«Есть люди, — думал Антуан, — которые создают себе на потребу и раз навсегда свое собственное восприятие мира. И тогда все легко… Их существование подобно прогулке на воде при тихой погоде. Они вверяются течению, и оно само несет их к пристани».
— И на ее долю выпала благороднейшая задача — растить ребенка, который…
— Женни стала совсем другая, совсем не такая, как прежде, — решительно прервал ее Антуан. — Очень повзрослевшая… Нет, не повзрослевшая… А очень…
Госпожа де Фонтанен положила работу на колени и сняла очки.
— Я хочу поведать вам, друг мой, одну вещь: я считаю, что Женни
— Тетя! — раздался голос из сада.
Госпожа де Фонтанен поднялась с кресла.
— Николь вернулась.
— Пришел господин мэр, тетя, — повторил голос. — Он хочет с вами поговорить.
Госпожа де Фонтанен подошла к дверям. Антуан услышал ее веселое восклицание:
— Подымись ко мне, дорогая. У меня здесь кто то… кого ты хорошо знаешь!
Николь распахнула дверь и как вкопанная остановилась на пороге, пристально вглядываясь в Антуана, как бы не узнавая его.
Сердце его болезненно сжалось, и он пробормотал:
— Я очень страшный стал, да?
Николь покраснела и, желая скрыть свое смущение, громко расхохоталась:
— Вовсе нет… Просто я не ожидала встретить вас здесь.

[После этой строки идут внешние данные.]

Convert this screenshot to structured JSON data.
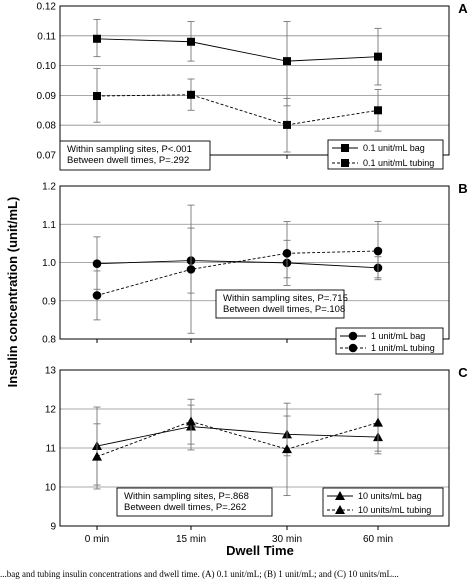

Они еще не виделись: накануне она не пришла на дачу обедать, так как осталась ухаживать за больным, которого не хотела доверить сиделке.
За эти годы Николь как-то помолодела. Бессонная ночь не оставила никакого следа на ее молочно-белой коже, глаза по-прежнему поражали удивительной прозрачностью.
Антуан спросил, есть ли у нее вести от мужа, с которым он дважды встречался на фронте.
— Сейчас его санитарный отряд в Шампани, — сказала она, оглядываясь вокруг блестящим взглядом, в котором уживались наивность подростка и кокетливая чувственность. — Много работает, но находит время писать статьи для журналов… На той неделе прислал мне работу для перепечатки на машинке, что-то насчет накладки жгутов…
Луч солнца касался ее округлого плеча, плотно обтянутого тканью блузки, при каждом движении играл в складках косынки, золотил руки, покрытые легким пушком, и когда она улыбалась, зубы ее блестели. «Какое, должно быть, искушение для всех этих переживших бойню людей!» — подумал Антуан.
— Я так жалела, что не могла вчера попасть на дачу, — сказала она. — Как вы провели вечер? Даниэль был с вами любезен? Удалось вам хоть немножко его приручить?
— Конечно! А разве это так трудно?
— Он такой угрюмый, мрачный…
Антуан сделал соболезнующий жест:
— Он достоин всяческого сожаления!
— Надо бы его расшевелить, — продолжала Николь — заставить вернуться к живописи. — Она говорила серьезным тоном, как будто перед ними стояла насущнейшая проблема и она только ждала Антуана, чтобы ее решить. — Нельзя дольше так жить, как он живет. Он опустился. Он в конце концов станет…
Антуан улыбнулся.
— Я ничего такого не заметил.
— Да, да… Спросите хотя бы у Женни… Он просто стал невыносим… Когда мы бываем на даче, он или уходит в свою комнату, — что он, дичится, дуется? неизвестно, — или, если уж он сидит с нами, рта не откроет, и, кажется, все вокруг леденеет. Его присутствие всех стесняет… Уверяю вас, вы окажете ему огромнейшую услугу, если убедите его работать, вернуться в Париж, бывать на людях, снова начать жить!
Антуан покачал головой и невнятно повторил:
— Он достоин сожаления…
Из какого-то инстинктивного недоверия он держался настороже. Неизвестно почему, у него создалось впечатление, будто Николь говорит так, повинуясь своим скрытым соображениям, которые предпочитает не выражать вслух.